Emsal Mahkeme Kararı Konya 2. Asliye Ticaret Mahkemesi 2022/662 E. 2023/133 K. 23.02.2023 T.

Görüntülediğiniz mahkeme kararı henüz kesinleşmemiştir. Yararlı olması amacıyla eklenmiştir.

T.C. KONYA . ASLİYE TİCARET MAHKEMESİ
T.C.
KONYA TÜRK MİLLETİ ADINA
. ASLİYE TİCARET MAHKEMESİ GEREKÇELİ KARAR
ESAS NO :
KARAR NO :
HAKİM : … …
KATİP : … …
DAVACI :
VEKİLİ :
DAVALI : … – …
VEKİLLERİ :
DAVA : Elatmanın Önlenmesi ve Ecrimisil
DAVA TARİHİ :
KARAR TARİHİ :
KARAR YAZMA TARİHİ :
Mahkememizde görülmekte olan Elatmanın Önlenmesi ve Ecrimisil davasının yapılan açık yargılaması sonunda,
GEREĞİ DÜŞÜNÜLDÜ:
İDDİANIN ÖZETİ: Davacı vekili dava dilekçesinde özetle; … Mahallesi … Ada … Parsel sayılı Un Fabrikası olan taşınmaz üzerinde kiracı olarak bulunduklarını, söz konusu taşınmazın Kulu Belediyesi’nin ihalesi ile 14.02.2020 tarihinde söz konusu taşınmazın 36 ay süre ile kiraladıklarını, 02.12.2021 tarihinden bu yana davalının söz konusu taşınmazı işgal ederek bizzat kendisi kullanma ve yararlanmakta olduğunu, müvekkilin yararlanmasını ve kullanmasını engellediğini, davalının bu kullanım ve yararlanmasına dayanak teşkil edecek hukuki bir sebep mevcut olmadığını, kötü niyetli bu tecavüzden dolayı tasarruf etme hakkının kısıtlandığı gibi bu tecavüzün müvekkilinin semere elde etmesine de imkan tanımadığını, söz konusu yerin Kulu Belediyesinin 28.01.2020 tarihli ihale ilanı ile taraflarınca kiralandığını, Kulu Belediyesinin söz konusu taşınmazı davalı … San.

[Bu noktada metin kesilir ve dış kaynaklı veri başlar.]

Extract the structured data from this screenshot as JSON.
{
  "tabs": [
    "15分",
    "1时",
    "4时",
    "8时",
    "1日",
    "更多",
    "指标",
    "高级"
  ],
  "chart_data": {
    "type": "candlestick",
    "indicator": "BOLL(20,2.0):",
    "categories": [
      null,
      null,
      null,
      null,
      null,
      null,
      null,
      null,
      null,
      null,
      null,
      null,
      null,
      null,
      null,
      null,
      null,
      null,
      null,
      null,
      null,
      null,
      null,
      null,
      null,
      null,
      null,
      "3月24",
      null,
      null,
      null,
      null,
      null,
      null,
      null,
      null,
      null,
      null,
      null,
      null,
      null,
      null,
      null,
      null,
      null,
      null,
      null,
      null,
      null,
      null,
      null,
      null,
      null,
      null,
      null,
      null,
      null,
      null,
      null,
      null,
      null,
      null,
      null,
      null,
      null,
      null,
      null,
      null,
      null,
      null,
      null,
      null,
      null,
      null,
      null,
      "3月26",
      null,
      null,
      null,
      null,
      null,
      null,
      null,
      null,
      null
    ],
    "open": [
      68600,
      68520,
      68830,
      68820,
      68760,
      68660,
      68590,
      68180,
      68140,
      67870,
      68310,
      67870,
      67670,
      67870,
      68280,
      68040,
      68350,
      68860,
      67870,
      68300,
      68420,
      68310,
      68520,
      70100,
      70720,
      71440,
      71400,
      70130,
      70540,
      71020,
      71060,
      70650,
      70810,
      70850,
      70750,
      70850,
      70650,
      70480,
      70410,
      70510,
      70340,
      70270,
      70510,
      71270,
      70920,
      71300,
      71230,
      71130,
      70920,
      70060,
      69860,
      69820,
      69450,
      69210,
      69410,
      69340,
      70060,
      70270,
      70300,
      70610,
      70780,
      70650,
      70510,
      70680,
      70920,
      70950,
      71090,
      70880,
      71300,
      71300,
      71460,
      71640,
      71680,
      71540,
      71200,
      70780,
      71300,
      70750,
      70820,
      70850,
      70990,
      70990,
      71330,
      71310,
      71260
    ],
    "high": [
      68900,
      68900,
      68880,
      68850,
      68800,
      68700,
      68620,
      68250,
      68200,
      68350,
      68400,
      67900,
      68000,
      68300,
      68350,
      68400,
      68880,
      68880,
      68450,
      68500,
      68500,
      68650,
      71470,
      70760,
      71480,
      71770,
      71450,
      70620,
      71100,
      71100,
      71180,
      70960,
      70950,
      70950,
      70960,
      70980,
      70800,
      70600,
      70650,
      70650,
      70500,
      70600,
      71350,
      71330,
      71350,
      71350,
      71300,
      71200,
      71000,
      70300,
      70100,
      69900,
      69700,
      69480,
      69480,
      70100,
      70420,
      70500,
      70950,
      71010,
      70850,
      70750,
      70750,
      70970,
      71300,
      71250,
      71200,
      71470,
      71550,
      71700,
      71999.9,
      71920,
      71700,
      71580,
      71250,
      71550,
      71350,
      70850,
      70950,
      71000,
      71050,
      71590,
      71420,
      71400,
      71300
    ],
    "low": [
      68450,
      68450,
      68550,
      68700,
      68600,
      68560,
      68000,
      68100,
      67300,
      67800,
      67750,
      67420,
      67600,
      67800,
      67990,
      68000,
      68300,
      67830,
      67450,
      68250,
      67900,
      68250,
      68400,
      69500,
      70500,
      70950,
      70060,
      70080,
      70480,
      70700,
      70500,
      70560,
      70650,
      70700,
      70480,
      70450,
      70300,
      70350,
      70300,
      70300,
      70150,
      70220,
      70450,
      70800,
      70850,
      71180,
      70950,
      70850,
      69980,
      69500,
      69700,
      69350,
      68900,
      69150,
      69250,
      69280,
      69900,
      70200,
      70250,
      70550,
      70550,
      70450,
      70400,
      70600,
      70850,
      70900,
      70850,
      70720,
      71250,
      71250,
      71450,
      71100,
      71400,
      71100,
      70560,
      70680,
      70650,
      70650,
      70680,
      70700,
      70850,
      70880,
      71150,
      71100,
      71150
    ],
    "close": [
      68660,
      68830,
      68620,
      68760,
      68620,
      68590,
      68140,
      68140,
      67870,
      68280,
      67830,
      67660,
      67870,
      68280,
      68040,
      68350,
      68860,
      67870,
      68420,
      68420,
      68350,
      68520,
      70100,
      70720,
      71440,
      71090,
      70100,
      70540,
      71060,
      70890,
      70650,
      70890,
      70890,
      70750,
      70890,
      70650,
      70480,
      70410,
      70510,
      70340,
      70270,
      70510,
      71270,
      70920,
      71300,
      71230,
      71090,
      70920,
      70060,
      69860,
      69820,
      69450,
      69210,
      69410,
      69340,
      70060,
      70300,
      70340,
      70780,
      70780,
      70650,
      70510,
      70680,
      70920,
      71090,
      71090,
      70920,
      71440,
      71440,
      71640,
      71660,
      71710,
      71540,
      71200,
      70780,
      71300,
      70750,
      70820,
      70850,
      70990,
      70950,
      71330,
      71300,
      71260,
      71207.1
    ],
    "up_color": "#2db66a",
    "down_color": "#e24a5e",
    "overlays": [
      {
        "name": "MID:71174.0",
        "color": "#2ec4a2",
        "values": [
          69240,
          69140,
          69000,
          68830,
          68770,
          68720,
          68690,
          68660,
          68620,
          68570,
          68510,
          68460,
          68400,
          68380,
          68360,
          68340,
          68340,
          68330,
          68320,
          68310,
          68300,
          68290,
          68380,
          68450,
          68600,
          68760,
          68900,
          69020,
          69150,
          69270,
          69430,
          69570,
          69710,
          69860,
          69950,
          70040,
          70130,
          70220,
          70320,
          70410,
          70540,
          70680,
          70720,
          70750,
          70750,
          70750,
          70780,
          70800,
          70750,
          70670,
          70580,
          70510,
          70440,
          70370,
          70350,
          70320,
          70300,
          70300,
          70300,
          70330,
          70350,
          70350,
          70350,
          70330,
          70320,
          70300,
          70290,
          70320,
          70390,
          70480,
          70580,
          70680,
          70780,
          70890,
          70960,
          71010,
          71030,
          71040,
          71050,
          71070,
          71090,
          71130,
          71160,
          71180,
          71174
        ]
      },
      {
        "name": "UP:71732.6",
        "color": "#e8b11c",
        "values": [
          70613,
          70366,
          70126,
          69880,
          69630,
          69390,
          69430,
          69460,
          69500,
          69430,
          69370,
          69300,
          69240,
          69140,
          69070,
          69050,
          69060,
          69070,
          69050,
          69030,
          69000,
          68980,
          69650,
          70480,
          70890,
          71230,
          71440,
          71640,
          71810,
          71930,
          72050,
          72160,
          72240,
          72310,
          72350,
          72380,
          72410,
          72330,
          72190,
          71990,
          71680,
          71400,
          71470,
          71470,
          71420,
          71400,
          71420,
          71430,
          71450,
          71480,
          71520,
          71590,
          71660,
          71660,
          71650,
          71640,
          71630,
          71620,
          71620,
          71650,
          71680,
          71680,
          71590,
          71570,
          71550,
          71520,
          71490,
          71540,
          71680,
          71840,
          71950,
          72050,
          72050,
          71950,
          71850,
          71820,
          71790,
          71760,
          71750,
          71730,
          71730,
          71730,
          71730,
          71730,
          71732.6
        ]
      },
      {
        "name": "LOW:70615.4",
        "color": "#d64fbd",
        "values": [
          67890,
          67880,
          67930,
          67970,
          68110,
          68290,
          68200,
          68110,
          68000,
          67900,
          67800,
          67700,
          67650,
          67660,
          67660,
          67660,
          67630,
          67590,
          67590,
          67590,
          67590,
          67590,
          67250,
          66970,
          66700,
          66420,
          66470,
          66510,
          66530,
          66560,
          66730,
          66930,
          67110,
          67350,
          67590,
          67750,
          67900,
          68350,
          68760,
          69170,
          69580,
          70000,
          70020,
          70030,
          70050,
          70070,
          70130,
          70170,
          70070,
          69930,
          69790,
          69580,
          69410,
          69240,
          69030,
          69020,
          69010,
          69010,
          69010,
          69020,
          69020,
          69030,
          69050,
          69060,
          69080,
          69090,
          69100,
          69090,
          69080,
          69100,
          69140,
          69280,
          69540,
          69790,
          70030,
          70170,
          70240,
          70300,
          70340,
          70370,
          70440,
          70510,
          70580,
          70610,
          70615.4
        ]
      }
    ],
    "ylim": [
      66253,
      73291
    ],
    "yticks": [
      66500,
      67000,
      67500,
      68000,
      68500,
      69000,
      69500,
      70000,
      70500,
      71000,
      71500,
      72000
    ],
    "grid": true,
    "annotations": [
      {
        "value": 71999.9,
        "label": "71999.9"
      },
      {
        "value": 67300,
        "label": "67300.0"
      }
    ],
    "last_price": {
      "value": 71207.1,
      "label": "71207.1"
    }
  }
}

Tic. Ltd. Şti.’ne sattığını, dolayısıyla Kulu Belediyesi ile yapılan kira sözleşmesi de TBK.310 ve devamı ile davalı şirkete geçtiğini, ancak davalı şirket söz konusu yeri Belediye’den devir aldıktan sonra sözleşme devam etmesine rağmen davalı tarafca sözleşmenin şifahen fesih edildiğini beyan ederek söz konusu yeri işgal ettiğini, Kulu Belediyesi’nden kiraladığı dönemde fabrika niteliğine sahip yeri hurda haliyle kiralamış olup bu yeri tadilat ve boyama gibi bir çok yerini yenilediğini, davalı tarafa 18.04.2021 tarihli Ankara .Noterliği’nin … yevmiye numaralı ihtarname ile Kulu Belediye’sinden devir olan taşınmaz kira bedelinin müvekkili tarafından yatırılması için devir edilen taşınmaz bilgileri ve kira bedelinin yatırılması için IBAN bilgilerinin paylaşılmasını talep ettiğini, ancak davalı taraf bu bilgileri paylaşmaktan kaçındığını, dolayısıyla temerrüt durumuna düşmemek için kira bedellerini yatıracağı bir yerin belirlenerek tarafına bildirilmesi için tevdi mahalli tayini talep ettiklerini, davalının iyiniyet kurallarına aykırı bir şekilde hakkı olmadığını bilmesine rağmen taşınmazı kullanmaya ve yararlanmaya devam ettiğini, öncelikle haksız müdahalenin önlenmesini, dava tarihinden itibaren geriye dönük olarak 1 yıllık ecrimisil bedelinin taraflarına ödenmesini talep ve dava etmiştir.
SAVUNMANIN ÖZETİ:
Davalı tarafa usulüne uygun olarak davetiye tebliğ edilmiş, davalı şirket temsilcisi … cevap dilekçesinde özetle; Dava konusu taşınmazı 30.11.2021 tarihinde satın aldıklarını ve 02.12.2021 tarihinde komisyon huzurunda içindeki makina ve ekipmanları iyi niyetli üçüncü kişi olarak teslim aldıklarını, dava konusu taşınmazın davacıya kiralandığı hususunda bilgilerinin olmadığını, bu durumu satıştan çok sonra öğrendiklerini, bu nedenlerle haksız ve mesnetsiz olan davanın reddini, yargılama gideri ile vekalet ücretinin davacı üzerinde bırakılmasına karar verilmesini talep etmiştir.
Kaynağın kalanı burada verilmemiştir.